The effective reproduction number R(t) is used to characterize the potential for COVID-19 spread rate at a specific time, defined as the average number of secondary infectious cases generated by a primary infectious case. As indicated by previous study⁴³, the virus would spread out if \(R(t) > 1\), and the virus would spread locally if \(R(t) = 1\), and the virus would stop spreading, and the disease disappears eventually if \(R(t) < 1\). We collected the R(t) from October 2020 to July 2021 from a well-established online resource⁴⁴. Supplementary Fig. 3A shows the variation of average daily R(t) within each county class. We report that the mean R(t) value is 1.20, with the standard deviation being 0.51 during the study period.

Vaccine coverage

U.S. county-level vaccine data are obtained from the CDC⁴⁵. The vaccine coverage refers to the percentage of fully vaccinated people, which is the county-level percent of people who have a second dose of a two-dose vaccine (Pfizer-BioNTech and Moderna vaccines) or one dose of a single-dose vaccine (Johnson & Johnson’s Janssen vaccine) as reported by CDC. Supplementary Fig. 3B shows the variation in average daily vaccine coverage within each county class. We report that the vaccine coverage ranges from 0 to 69.7% during the study period, with a mean value of 14.7%.

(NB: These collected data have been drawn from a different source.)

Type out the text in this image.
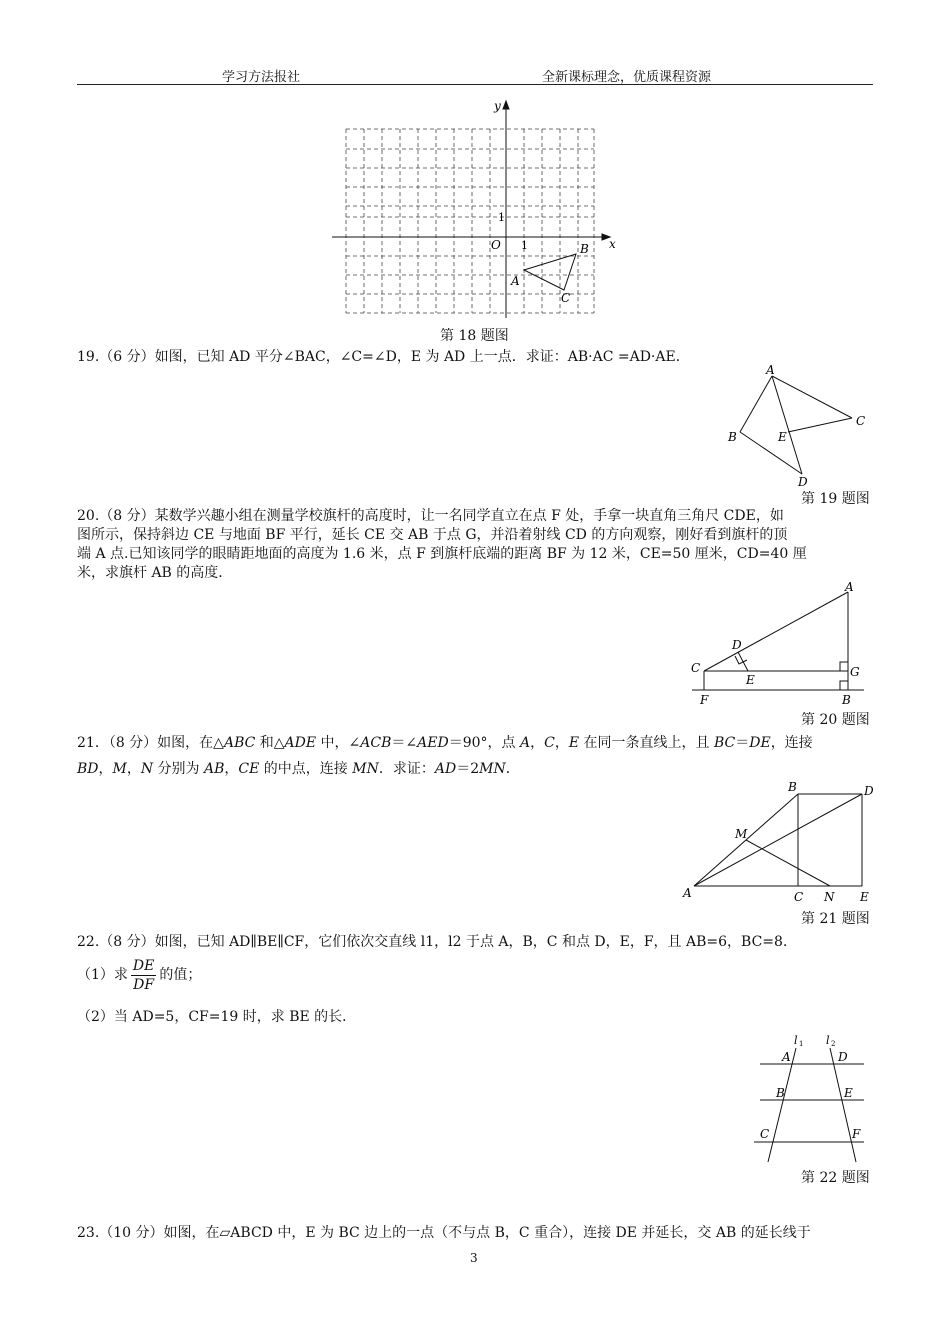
学习方法报社	全新课标理念，优质课程资源
y
x
O 1
1
A
B
C
第 18 题图
19.（6 分）如图，已知 AD 平分∠BAC，∠C=∠D，E 为 AD 上一点．求证：AB·AC =AD·AE．
A
B
C
D
E
第 19 题图
20.（8 分）某数学兴趣小组在测量学校旗杆的高度时，让一名同学直立在点 F 处，手拿一块直角三角尺 CDE，如
图所示，保持斜边 CE 与地面 BF 平行，延长 CE 交 AB 于点 G，并沿着射线 CD 的方向观察，刚好看到旗杆的顶
端 A 点.已知该同学的眼睛距地面的高度为 1.6 米，点 F 到旗杆底端的距离 BF 为 12 米，CE=50 厘米，CD=40 厘
米，求旗杆 AB 的高度．
A
B
C
D
E
F
G
第 20 题图
21．（8 分）如图，在△ABC 和△ADE 中，∠ACB＝∠AED＝90°，点 A，C，E 在同一条直线上，且 BC＝DE，连接
BD，M，N 分别为 AB，CE 的中点，连接 MN．求证：AD＝2MN．
A
B
C
D
E
M
N
第 21 题图
22.（8 分）如图，已知 AD∥BE∥CF，它们依次交直线 l1，l2 于点 A，B，C 和点 D，E，F，且 AB=6，BC=8．
（1）求 $\frac{DE}{DF}$ 的值；
（2）当 AD=5，CF=19 时，求 BE 的长．
l 1 l 2
A
B
C
D
E
F
第 22 题图
23.（10 分）如图，在▱ABCD 中，E 为 BC 边上的一点（不与点 B，C 重合），连接 DE 并延长，交 AB 的延长线于
3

NPI measures and the Delta variant

The NPI measures in our study are obtained from Kaiser Family Foundation⁴¹ including business reopening policy, restaurant restriction, gather ban, bar closure, and mask requirement. Each measure contains multiple steps to match the recovery stages and is presented in Table 2. To capture the effect of the presence of the Delta variant, We collect the earliest state-level detected date of the Delta variant from Web news by hand and apply a 2-weeks delay for an incubation time. Besides, we code the presence of the Delta variant as a binary variable. We visualize the mask requirement, business reopening policy, and Delta detection in Supplementary Fig. 4.

Table 2 Status for NPI measures in the COVID-19 period.

Bed utilization rate and mobility index

Daily bed utilization rate and individual mobility directly reflect local disease dynamics. In this study, the hospital resource data are obtained from the Health and Human Service Protect Public Data Hub⁴⁰. We calculate the bed utilization rate as the total number of staffed inpatient and outpatient beds divided by the total number of staffed inpatient beds occupied in the hospital during the 7 days. We report that the mean and standard deviation of the county-level bed utilization rate is 60.23% and 16.91%. Previous studies^46,47 have asserted a close association between mobility and social distancing policies and disease propagation before the vaccine is available. However, this relationship might be changed since people might loosen their protective action based on their vaccinated statues²⁵. In this study, we use the county-level daily trips generated by each person to capture the temporal variation of the mobility index. The data are obtained from the U.S. Department of Transportation⁴². The mobility index and bed utilization rate are visualized in Supplementary Fig. 5. We report the mean and standard deviation of county-level daily trips per person to be 3.49 and 0.88.

Data availibility

Publicly available datasets were analyzed in this study. This data can be found here: all data are cited.